I'd also add that the literary references really don't make out the ritual fasting to be something that is a willful effort on the part of the women, but more of a duty that they must fulfill in order to gain favor from the gods. It occasionally appears as an act of defiant obstinance against something undesirable, but nonetheless, not for the benefit of the woman. The original namesake of the festival was never said to have actually taken part in a fast, but merely showed enough anger to pose a threat to a god... the idea of a fast came in as later interpolations into entirely separate works including Mahabharata and Ramayana and so on. And in all those cases, I don't think anyone can say that the women necessarily benefit from the act.

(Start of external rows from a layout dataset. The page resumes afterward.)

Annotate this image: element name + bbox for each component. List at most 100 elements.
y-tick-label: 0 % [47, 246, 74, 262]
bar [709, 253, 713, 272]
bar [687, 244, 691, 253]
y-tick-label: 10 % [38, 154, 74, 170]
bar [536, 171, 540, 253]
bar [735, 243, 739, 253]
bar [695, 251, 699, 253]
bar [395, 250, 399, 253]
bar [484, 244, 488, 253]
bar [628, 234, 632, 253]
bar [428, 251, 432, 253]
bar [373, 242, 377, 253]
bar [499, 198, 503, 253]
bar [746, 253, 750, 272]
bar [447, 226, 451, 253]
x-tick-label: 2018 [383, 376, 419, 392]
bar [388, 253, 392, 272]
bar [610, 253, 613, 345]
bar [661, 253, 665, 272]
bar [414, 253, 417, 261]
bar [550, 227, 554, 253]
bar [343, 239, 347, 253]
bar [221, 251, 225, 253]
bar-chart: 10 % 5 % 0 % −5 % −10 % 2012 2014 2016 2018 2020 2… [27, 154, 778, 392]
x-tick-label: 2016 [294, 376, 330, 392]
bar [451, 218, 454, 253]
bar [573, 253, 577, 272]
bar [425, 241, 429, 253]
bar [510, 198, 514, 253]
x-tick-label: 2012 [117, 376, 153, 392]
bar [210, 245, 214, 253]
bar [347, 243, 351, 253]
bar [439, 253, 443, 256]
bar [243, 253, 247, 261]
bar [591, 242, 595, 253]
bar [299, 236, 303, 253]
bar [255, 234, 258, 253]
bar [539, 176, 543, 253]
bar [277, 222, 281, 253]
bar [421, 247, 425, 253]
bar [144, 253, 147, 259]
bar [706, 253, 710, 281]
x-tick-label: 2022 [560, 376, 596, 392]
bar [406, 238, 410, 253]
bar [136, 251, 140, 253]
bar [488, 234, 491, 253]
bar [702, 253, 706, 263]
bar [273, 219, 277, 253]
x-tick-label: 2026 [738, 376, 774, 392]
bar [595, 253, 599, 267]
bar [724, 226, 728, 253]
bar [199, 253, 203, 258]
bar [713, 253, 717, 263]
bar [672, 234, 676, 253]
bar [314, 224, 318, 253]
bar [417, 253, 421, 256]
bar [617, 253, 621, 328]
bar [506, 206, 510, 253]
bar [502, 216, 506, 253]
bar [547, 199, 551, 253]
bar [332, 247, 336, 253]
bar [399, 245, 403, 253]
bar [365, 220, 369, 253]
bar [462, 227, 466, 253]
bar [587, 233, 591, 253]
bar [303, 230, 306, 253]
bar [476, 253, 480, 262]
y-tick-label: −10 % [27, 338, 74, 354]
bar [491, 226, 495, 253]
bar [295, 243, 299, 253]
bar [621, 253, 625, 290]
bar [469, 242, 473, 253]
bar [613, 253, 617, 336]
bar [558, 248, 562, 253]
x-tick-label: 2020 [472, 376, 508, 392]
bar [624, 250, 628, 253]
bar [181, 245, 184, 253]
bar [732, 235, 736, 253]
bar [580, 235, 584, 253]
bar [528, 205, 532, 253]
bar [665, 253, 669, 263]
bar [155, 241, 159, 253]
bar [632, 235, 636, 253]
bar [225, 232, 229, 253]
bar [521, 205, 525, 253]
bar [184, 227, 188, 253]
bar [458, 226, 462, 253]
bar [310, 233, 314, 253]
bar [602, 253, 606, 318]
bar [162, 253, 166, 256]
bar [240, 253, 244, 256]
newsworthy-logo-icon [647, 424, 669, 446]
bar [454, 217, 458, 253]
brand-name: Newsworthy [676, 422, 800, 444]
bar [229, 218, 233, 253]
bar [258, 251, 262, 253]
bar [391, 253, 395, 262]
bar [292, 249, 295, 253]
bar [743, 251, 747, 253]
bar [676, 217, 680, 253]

Going back into the realm of well... reality... can anyone honestly say that there is any logic to any of this? I don't care if you're talking about Karwa Chauth or Jesus or the self-flogging of Shiite Muslims or whatever. How on Earth is one act of self-sacrifice supposed to help someone else... that too, with such specificity? It's one thing if a martyr to a certain cause dies and said person's death inspires action from his followers... that at least can be expected, but the effect is also one that can be predicted based on human nature. You can't really say that about magical forces that are induced by way of worldly activities. Every force in action here is pretty strictly imaginary, and there is just nothing you can say to support it that trends at all in fact. You always have to base something in an imaginary force and magic. Once you've gone there, I'm not the least bit sorry to say -- you have forfeit any privilege you might have had to be taken seriously. Oh sure, it isn't really disprovable... excrement. The claim isn't based in fact, and that's all there is to it. When magical beings who can proffer longevity on married males comes to be proven fact, that's when the idea is open to consideration... and not before. When the death and resurrection of the Jewish Zombie who is the avatar of a magical entity who indicted us all with a criminal taint on our souls is actually verified independent of anyone's personal skin in the game, that's when it can be taken seriously. Don't like it? Tough. If you don't want to play along with reality using reality's rules, the best you can hope for is reality TV... which is just about as real as the FSM.